In both cases our intelligence structure failed to accurately assess what we did not know about the situation and to accurately appraise the confidence with which to ascribe to the intelligence. Basically, our failures were not so much in the data as in the metadata. We live with uncertainty every day in our private lives and so, too, does the national intelligence structure live with uncertainty. Understanding the known unknowns and anticipating the unknown unknowns (to borrow from Sec. Rumsfeld's lexicon) is essential in providing the most accurate evaluation possible, and this is no easy measure. Despite all the Monday morning quarterbacking of how obvious X is now, one must remember that the intelligence business is like putting together a 1,000,000 piece jigsaw puzzle, except that the pieces come from 10,000 different puzzles, some of them have the picture part torn off and pieces may be added or removed from the box at random. Out of all this the analyst is expected to put together enough of the one picture needed to answer the question. It is vital to understand what is unknown or may be unknown to evaluate just how likely it is that the picture you're putting together is both the right one and put together correctly.

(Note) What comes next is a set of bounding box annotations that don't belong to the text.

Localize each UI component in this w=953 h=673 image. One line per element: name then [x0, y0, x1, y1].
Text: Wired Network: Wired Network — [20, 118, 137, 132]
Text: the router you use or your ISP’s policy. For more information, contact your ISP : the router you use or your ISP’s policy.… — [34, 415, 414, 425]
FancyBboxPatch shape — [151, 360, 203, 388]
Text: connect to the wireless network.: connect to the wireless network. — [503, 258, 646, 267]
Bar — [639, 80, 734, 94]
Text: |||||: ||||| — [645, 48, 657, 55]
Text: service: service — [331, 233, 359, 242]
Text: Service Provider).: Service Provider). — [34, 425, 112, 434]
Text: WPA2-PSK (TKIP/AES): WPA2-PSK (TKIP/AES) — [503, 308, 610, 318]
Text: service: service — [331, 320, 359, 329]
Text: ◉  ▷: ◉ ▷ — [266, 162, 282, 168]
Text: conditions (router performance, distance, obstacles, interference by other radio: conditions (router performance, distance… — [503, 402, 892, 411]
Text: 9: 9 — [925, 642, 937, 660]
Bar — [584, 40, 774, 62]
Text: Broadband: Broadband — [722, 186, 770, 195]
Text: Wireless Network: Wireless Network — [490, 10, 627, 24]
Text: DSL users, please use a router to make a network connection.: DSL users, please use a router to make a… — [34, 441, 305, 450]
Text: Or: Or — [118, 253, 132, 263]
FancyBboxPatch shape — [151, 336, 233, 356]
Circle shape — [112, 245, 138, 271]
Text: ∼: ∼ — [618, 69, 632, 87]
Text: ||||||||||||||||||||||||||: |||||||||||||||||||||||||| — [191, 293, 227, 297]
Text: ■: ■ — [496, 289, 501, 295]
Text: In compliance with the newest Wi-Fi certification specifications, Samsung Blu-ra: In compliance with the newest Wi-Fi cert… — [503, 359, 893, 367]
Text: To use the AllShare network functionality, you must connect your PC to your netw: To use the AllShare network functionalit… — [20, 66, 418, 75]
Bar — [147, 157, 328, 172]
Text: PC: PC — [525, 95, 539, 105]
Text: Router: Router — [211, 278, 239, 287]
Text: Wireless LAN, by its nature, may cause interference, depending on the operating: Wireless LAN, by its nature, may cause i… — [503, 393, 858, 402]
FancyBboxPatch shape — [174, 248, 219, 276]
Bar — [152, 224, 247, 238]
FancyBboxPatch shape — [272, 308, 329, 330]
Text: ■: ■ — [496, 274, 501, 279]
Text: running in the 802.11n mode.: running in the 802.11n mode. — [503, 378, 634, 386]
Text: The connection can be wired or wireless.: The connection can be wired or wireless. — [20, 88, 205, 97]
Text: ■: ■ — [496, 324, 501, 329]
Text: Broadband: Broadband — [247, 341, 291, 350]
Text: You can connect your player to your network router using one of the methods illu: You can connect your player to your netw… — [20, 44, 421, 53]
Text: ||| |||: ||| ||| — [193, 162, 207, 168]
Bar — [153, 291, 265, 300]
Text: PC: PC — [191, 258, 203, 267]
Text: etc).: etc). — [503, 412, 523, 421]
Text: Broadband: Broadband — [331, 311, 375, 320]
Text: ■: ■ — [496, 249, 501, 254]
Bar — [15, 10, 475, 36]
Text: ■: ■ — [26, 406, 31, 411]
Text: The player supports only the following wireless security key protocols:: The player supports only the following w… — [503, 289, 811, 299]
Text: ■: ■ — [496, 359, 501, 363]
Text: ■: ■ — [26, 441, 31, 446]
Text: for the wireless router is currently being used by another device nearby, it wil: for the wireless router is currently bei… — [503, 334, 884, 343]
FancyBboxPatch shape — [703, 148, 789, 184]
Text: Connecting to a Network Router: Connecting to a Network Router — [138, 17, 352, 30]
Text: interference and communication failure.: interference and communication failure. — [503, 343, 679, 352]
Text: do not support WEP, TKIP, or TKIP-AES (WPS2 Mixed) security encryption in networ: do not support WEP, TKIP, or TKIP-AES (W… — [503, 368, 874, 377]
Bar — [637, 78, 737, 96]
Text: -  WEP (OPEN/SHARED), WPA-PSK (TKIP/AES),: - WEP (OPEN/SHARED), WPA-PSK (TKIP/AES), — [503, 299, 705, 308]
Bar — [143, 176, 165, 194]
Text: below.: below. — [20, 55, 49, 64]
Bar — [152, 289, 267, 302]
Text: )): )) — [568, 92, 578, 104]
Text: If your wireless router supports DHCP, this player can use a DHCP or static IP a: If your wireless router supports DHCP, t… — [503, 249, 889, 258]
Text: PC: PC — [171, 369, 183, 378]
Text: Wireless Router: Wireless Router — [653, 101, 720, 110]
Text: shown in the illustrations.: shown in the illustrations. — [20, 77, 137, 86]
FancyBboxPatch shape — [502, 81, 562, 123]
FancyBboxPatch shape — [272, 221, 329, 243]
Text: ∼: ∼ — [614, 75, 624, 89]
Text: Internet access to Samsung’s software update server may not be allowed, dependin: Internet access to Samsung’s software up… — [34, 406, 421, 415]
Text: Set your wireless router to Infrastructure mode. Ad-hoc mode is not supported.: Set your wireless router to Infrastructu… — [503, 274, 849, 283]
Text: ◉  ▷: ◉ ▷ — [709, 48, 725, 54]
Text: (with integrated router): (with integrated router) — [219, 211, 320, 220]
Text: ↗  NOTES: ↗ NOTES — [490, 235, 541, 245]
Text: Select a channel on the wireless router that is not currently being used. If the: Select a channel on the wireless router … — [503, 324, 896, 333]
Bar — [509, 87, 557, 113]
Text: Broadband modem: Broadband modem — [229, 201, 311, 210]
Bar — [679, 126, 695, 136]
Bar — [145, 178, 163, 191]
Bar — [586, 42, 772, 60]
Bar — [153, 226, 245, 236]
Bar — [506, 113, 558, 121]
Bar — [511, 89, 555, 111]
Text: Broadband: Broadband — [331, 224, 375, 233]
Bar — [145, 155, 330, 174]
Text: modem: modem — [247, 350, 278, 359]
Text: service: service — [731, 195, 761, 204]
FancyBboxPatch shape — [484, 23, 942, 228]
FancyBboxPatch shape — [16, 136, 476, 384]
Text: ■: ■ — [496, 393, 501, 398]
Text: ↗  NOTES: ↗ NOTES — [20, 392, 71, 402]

So, while the politicians in DC are not actually asking these the questions they are, in a round-about way, asking a legitimate question, albeit in an illegitimate manner: had we accurately known the degree to which our pre-invasion intelligence was flawed would it have been sound to still have conducted the invasion? I say this is being asked in an illegitimate manner largely because they are framing the question with the assumption that at least one party (the President) did know the extent to which the intelligence was flawed, an accusation that not only has no evidence to support it but, rather, is being made in the face of much contradictory information. The discussion is furthermore delegitimized by the false impression that the supposed faulty reasoning that led to the invasion somehow obviates any value in or obligation to following through in Iraq. The real applicability of this discussion is instead in trying to frame a conscientious thought process whereby our policy makers may, in the future, make meaningful decisions in the face of known inaccurate and incomplete intelligence.

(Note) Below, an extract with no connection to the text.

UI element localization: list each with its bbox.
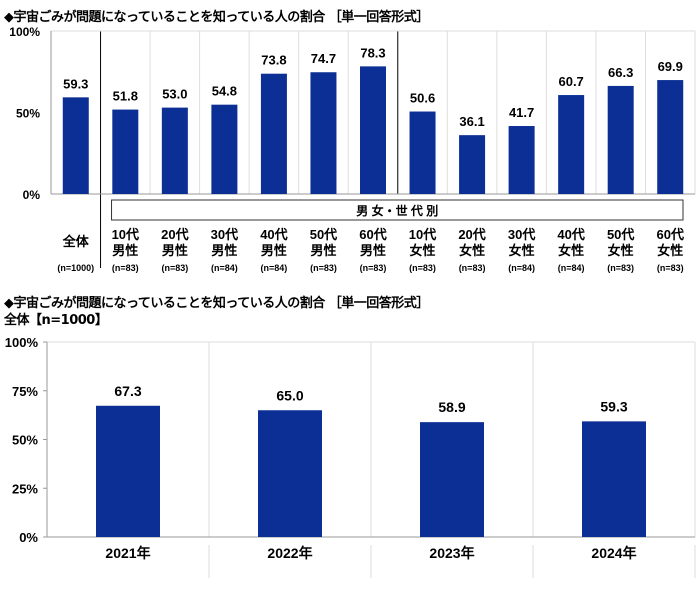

As to the political matters alluded to earlier, I have always held it to be one of the most despicable acts possible to misuse one's knowledge or intelligence to mislead and misinform those who have less of either. For example, while I can respect the consistency of Rep. Kucinich's anti-war position, I have nothing but disdain for him when he rolls out such standard talking points as the fabled "changing justifications for the war." I wish I were in the same room so I could ask him if he really believes that the assumed presence of WMD was the sole reason for the Iraqi invasion, because if so he apparently didn't even read the Authorization for Use of Military Force Against Iraq Resolution of 2002 that he voted against, since it clearly outlines multiple reasons apart from WMD.

I have no objection to asking critical questions or even making sound criticism. I do, however, most stridently object to trying to pass impassioned cries of outrage based upon false pretext as legitimate discussion. Maybe it's just easier for some to make up a reality out of whole cloth then to constructively engage issue from the ground of truth.